La piccola ripresa della fecondità che aveva segnato gli anni a cavallo del nuovo millennio, infatti, è stata fermata dalla crisi iniziata nel 2008, che ha colpito particolarmente le generazioni più giovani, in difficoltà nel formare una famiglia, stante quelle che incontrano a entrare nel mercato del lavoro e ad assicurarsi redditi decenti e ragionevolmente sicuri.

Difficoltà che accomunano uomini e donne, ma che per queste ultime presentano il rischio aggiuntivo degli effetti di una possibile maternità, quali il mancato rinnovo di un contratto di lavoro a termine per le lavoratrici dipendenti, o l’essere considerata lavoratrice “a rischio” da un potenziale datore di lavoro perché madre, o ancora di perdere clienti se lavoratrice autonoma.
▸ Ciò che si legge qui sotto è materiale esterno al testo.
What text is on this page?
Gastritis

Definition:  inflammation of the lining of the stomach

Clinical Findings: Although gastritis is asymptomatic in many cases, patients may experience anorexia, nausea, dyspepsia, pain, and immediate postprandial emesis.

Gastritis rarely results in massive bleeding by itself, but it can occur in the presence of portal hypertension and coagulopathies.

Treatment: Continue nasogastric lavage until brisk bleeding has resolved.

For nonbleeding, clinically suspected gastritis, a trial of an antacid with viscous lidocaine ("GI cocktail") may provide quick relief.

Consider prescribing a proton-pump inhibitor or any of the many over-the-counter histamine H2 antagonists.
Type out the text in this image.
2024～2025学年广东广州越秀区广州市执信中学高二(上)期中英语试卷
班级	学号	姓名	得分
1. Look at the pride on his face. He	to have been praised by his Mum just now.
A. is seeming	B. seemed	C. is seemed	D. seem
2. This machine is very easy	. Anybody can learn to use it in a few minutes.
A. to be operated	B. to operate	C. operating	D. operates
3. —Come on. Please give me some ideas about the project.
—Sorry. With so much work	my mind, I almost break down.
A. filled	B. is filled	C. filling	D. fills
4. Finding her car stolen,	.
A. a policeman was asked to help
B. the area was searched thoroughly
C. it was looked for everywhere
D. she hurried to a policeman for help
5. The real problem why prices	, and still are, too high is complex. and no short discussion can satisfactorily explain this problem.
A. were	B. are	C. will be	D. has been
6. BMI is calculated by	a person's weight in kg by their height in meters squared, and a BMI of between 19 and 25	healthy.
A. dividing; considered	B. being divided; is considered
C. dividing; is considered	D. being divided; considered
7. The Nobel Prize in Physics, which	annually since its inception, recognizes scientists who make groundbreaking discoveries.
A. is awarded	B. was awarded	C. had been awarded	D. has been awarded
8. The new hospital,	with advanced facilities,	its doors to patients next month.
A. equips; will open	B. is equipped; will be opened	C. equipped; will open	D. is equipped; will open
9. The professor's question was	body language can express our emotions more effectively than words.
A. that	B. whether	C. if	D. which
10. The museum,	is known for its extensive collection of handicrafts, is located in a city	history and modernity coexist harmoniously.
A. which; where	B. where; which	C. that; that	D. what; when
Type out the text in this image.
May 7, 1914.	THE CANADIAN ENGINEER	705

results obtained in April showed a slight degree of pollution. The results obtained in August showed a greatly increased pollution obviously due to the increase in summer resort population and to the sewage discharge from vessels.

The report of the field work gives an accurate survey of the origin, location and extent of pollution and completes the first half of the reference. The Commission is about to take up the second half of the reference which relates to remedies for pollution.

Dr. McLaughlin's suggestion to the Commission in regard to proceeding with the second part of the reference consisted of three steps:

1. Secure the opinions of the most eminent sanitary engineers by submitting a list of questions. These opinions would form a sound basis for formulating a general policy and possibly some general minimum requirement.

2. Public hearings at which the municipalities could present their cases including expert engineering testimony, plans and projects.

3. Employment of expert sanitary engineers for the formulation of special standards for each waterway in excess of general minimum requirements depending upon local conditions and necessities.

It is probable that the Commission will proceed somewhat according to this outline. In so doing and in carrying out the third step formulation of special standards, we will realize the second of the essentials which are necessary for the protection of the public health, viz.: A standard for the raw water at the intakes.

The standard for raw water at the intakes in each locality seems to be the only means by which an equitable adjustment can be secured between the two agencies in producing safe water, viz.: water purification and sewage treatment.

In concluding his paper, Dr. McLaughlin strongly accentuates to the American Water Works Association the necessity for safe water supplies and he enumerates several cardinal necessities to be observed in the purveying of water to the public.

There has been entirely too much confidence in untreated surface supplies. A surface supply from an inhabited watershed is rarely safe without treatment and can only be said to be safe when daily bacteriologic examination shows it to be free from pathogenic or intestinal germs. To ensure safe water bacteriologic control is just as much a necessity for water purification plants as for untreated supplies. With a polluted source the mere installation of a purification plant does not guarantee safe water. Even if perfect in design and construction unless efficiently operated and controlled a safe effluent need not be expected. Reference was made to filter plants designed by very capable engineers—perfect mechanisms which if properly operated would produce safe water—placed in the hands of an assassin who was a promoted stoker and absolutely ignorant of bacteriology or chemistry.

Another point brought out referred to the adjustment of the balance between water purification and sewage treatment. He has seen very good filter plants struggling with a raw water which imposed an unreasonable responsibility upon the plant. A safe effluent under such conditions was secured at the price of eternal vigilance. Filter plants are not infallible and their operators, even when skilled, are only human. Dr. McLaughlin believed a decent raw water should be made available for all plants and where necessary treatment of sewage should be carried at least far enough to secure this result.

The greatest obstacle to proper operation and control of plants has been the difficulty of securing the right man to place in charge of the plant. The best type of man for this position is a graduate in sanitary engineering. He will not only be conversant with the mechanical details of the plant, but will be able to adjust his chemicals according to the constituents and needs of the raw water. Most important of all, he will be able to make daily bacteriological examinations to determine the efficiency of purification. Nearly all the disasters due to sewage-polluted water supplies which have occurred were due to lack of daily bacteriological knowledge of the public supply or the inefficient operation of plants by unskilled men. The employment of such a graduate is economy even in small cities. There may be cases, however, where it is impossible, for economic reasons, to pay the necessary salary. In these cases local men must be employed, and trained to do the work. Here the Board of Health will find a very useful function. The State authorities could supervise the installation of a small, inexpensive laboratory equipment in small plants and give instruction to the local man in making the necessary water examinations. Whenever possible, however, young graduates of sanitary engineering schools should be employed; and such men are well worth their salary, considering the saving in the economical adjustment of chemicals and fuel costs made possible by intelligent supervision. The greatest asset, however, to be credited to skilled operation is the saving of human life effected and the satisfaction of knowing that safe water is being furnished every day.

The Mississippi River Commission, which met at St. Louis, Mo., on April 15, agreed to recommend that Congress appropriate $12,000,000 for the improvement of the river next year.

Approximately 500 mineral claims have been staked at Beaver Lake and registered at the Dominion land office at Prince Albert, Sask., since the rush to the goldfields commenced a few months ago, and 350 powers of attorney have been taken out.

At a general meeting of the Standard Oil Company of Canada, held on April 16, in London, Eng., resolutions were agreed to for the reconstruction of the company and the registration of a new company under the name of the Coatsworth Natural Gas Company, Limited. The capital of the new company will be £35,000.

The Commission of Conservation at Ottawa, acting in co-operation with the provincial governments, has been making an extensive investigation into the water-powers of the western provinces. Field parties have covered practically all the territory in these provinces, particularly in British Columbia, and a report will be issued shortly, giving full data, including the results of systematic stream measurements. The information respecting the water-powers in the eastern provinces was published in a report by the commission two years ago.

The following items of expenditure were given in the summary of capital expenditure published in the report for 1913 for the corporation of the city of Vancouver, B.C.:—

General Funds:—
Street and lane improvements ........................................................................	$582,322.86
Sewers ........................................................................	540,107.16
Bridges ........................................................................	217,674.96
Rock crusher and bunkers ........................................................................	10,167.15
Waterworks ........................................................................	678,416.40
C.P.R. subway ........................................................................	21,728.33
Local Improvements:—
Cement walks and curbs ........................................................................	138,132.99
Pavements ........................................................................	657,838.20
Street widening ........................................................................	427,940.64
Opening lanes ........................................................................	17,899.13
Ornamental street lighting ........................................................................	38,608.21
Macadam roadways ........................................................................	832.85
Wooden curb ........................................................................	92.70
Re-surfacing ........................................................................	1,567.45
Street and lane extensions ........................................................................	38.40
La diffusione di rapporti di lavoro temporanei e precari, particolarmente concentrati tra i giovani in generale e le giovani donne in particolare, ha inoltre ampliato, anche tra le lavoratrici nella economia cosiddetta formale, il numero di quelle che non hanno accesso all’indennità di maternità, o che vi hanno diritto solo in misura irrisoria.

A questi rischi e difficoltà si aggiunge quella della conciliazione tra maternità e lavoro per il mercato, stante una organizzazione del lavoro non sempre amichevole nei confronti di chi ha la responsabilità di bambini piccoli e la scarsità, oltre che il costo, dei servizi per la prima infanzia. Pur tenendo conto dei nidi convenzionati, di quelli privati e delle sezioni primavera nelle scuole per l’infanzia, il livello di copertura arriva al 25 per cento, con grandi differenze tra regioni e tra Centro-Nord e Mezzogiorno. Secondo i dati dell’Ispettorato del lavoro, oltre il 70 per cento di chi lascia volontariamente il lavoro lo fa a causa della difficoltà a conciliarlo con la maternità. I numeri aiutano anche a capire come mai oggi le donne tra i 35 e i 39 anni facciano più spesso figli di quelle tra i 25 e i 29 anni e le ultra-quarantenni ne facciano come le 20-24enni. Man mano che le donne, e ancor più i loro compagni, si stabilizzano nel mercato del lavoro e migliorano il proprio reddito possono affrontare con maggiore serenità i rischi, e i costi, di un figlio o di un figlio in più.

I dati aiutano anche a capire perché, contrariamente a qualche decennio fa, il tasso di fecondità sia un po’ più alto al Nord (1,36) rispetto al Centro (1,25) e al Mezzogiorno (1,26). In parte contribuisce sicuramente la più forte presenza di stranieri nelle regioni settentrionali, dato che la fecondità tra le straniere, ancorché in calo, è più alta (1,89) che tra le autoctone (1,22). Contribuisce tuttavia anche un contesto economico più favorevole, con tassi di occupazione femminile più elevati e un’offerta di servizi comparativamente più generosa.

Necessità di un “family act”

Di fronte a questa situazione, si deve guardare con favore non tanto alla rituale proclamazione della centralità della famiglia da parte del presidente del Consiglio Giuseppe Conte, quanto alla promessa della ministra Elena Bonetti di definire in tempi brevi un family act (al di là dell’inutile inglesismo) comprensivo, entro cui collocare in modo coordinato la riorganizzazione del sistema frammentato dei sostegni economici legati alla presenza di figli, il rafforzamento del sistema dei congedi di maternità e genitoriali (sperabilmente anche alla luce delle condizioni di lavoro e contrattuali non standard di molte lavoratrici e lavoratori), l’ampliamento dell’offerta di servizi socio-educativi di qualità e accessibili.

Giacciono in parlamento diverse proposte di legge che affrontano l’uno o l’altro di questi temi. Sarà opportuno che i vari proponenti e la ministra cooperino per arrivare a un disegno complessivo comune, anche ascoltando le riflessioni e proposte che provengono da soggetti della società civile che su questi temi lavorano da anni e che a loro volta stanno facendo lo sforzo di coordinarsi e cooperare – si veda ad esempio l’Alleanza per l’infanzia – invece di competere per qualche diritto di primogenitura.